Three core business challenges stalling data literacy  

  1. While employees want to be enabled to perform high-level work, a disconnect exists between digital upskilling prioritisation and business reality – where leaders require digital expertise, but fail to offer crucial support in developing them.  

  2. A shift in the organisational responsibility for training. Workers are instinctively reinforcing the view that those closest to a problem are best placed to solve it. 62 percent believe upskilling should be the responsibility of business leaders, but just 3 percent believe this responsibility should sit with HR.   

  3. The research also highlights a longer-term challenge. Demand for digital skills is skyrocketing, but over half of the leaders responsible for driving these programmes see no requirement for new data skills in the next five years. 

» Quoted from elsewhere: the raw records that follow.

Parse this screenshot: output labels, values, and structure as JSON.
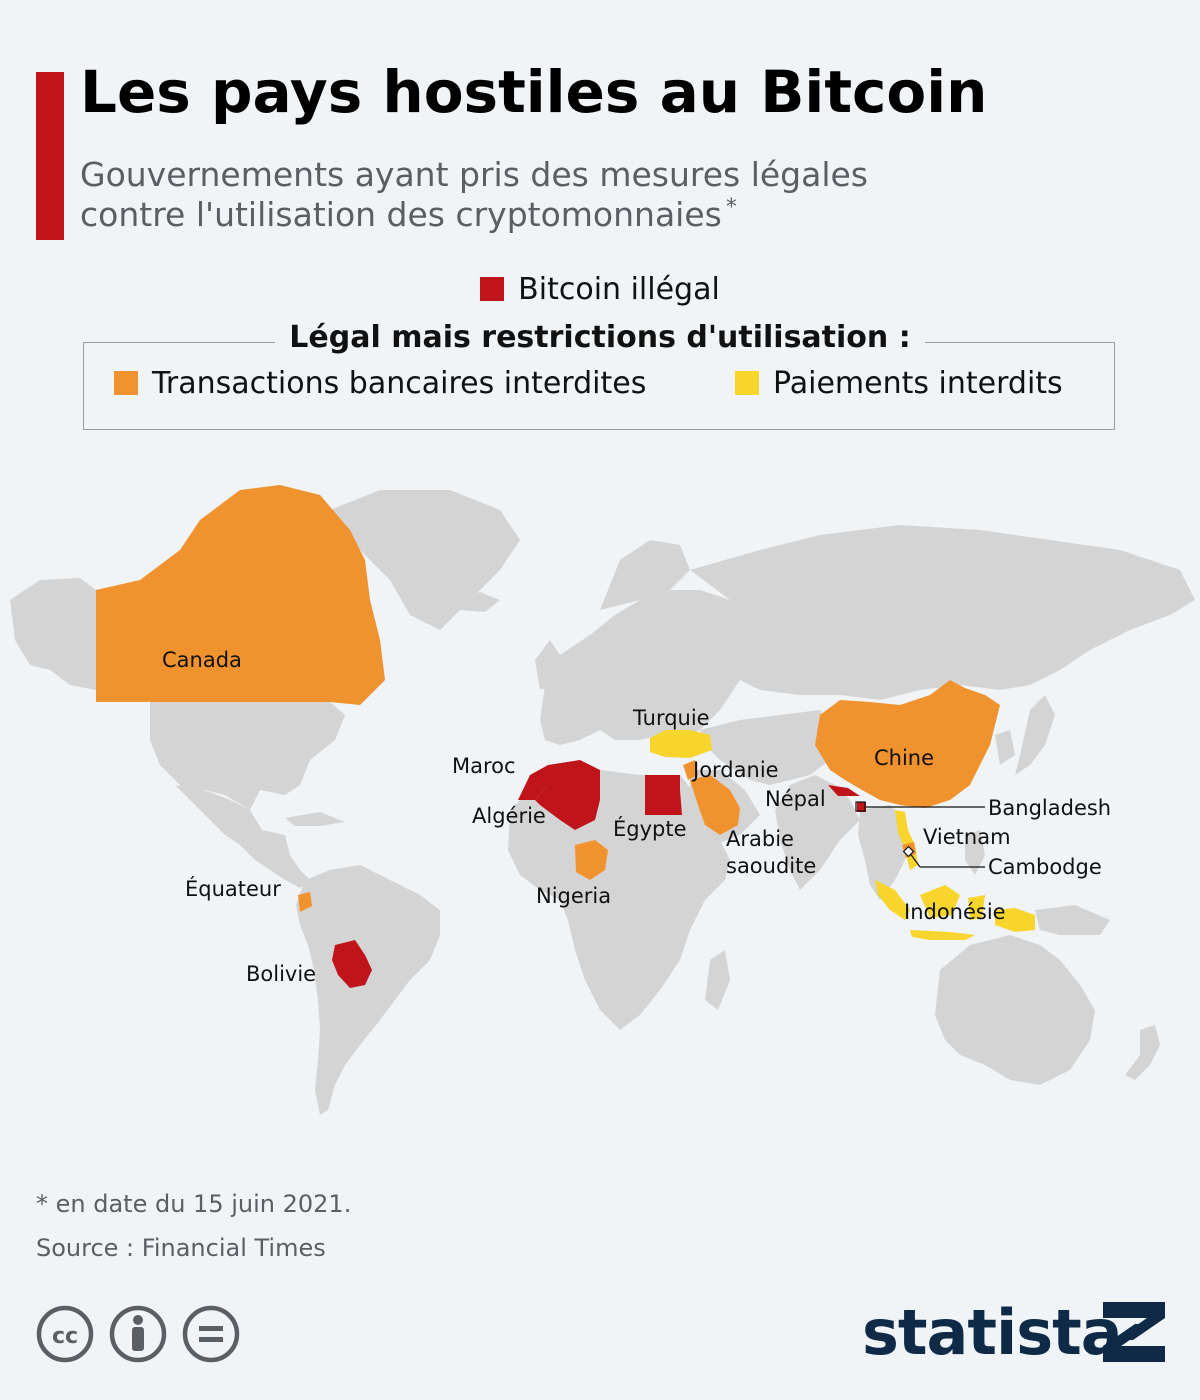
{
  "header": {
    "title": "Les pays hostiles au Bitcoin",
    "subtitle_line1": "Gouvernements ayant pris des mesures légales",
    "subtitle_line2": "contre l'utilisation des cryptomonnaies",
    "subtitle_mark": "*"
  },
  "legend": {
    "illegal": {
      "label": "Bitcoin illégal",
      "color": "#c0141b"
    },
    "restrictions_title": "Légal mais restrictions d'utilisation :",
    "bank_ban": {
      "label": "Transactions bancaires interdites",
      "color": "#f0922e"
    },
    "payment_ban": {
      "label": "Paiements interdits",
      "color": "#f7d52c"
    }
  },
  "map": {
    "base_color": "#d4d4d4",
    "countries": {
      "canada": {
        "label": "Canada",
        "category": "bank_ban"
      },
      "turquie": {
        "label": "Turquie",
        "category": "payment_ban"
      },
      "maroc": {
        "label": "Maroc",
        "category": "illegal"
      },
      "algerie": {
        "label": "Algérie",
        "category": "illegal"
      },
      "egypte": {
        "label": "Égypte",
        "category": "illegal"
      },
      "jordanie": {
        "label": "Jordanie",
        "category": "bank_ban"
      },
      "arabie": {
        "label_line1": "Arabie",
        "label_line2": "saoudite",
        "category": "bank_ban"
      },
      "nepal": {
        "label": "Népal",
        "category": "illegal"
      },
      "chine": {
        "label": "Chine",
        "category": "bank_ban"
      },
      "bangladesh": {
        "label": "Bangladesh",
        "category": "illegal"
      },
      "vietnam": {
        "label": "Vietnam",
        "category": "payment_ban"
      },
      "cambodge": {
        "label": "Cambodge",
        "category": "bank_ban"
      },
      "indonesie": {
        "label": "Indonésie",
        "category": "payment_ban"
      },
      "nigeria": {
        "label": "Nigeria",
        "category": "bank_ban"
      },
      "equateur": {
        "label": "Équateur",
        "category": "bank_ban"
      },
      "bolivie": {
        "label": "Bolivie",
        "category": "illegal"
      }
    }
  },
  "footer": {
    "note": "* en date du 15 juin 2021.",
    "source": "Source : Financial Times",
    "brand": "statista",
    "license_icons": [
      "cc-icon",
      "by-icon",
      "nd-icon"
    ]
  }
}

Strategies to drive the skills upgrade

  • Formalise a clear and communicated data strategy alongside upskilling programs that address the core competencies of data literacy required across the entire analytics journey: 27 percent of data workers report they received no data training at all; 55 percent reported lacking access to data specialists or mentors, and 46 percent report lacking senior support.  
  • Leaders focused on digital transformation should target both cultural, upskilling and technology strategies that help to create analytics competency to fuel digital innovation: Fostering a data literate workforce is key to driving digital transformation. Upskilling has not kept up with the pace of accelerated transformation seen through Covid. Although businesses see themselves as falling behind their peers, there is an inconsistency between the value of upskilling, the responsibility for precisely who will deliver it, and the perceived monetary value of upskilling for both business leaders and employees. 
  • To close the talent-gap, leaders must cultivate a culture of data analytics from the top down. At the top of that pile, comes making employees exited about improving their data literacy skills: Almost one third of British leadership teams (C-level, VP-level and business unit leaders) know this skills challenge will harm their business. Integrating incentive programmes to encourage upskilling, and rewarding the increased value those skills bring, will be key to enabling employees on this journey.  

This skills disconnect has the potential to seriously hinder the UK’s competitiveness on a global scale,” Richard Timperlake, Senior Vice President, EMEA, at Alteryx adds. “As our business environment becomes increasingly digital, data literacy is the skill that will pay off both in the short and long-term – moving businesses away from time-consuming manual tasks, and towards automated insight generation.  

“Only organisations that empower their workforce to affect business-change with data will reach the true potential of their digital transformation initiatives,” he continues, “but the core gap between the high business value attributed to such skills and the resources applied to upskilling in this area will stall transformation. With formal education still decades from catching up to the business reality, it is the responsibility of individual businesses to incentivise workers and show that any increase in skills will be rewarded.”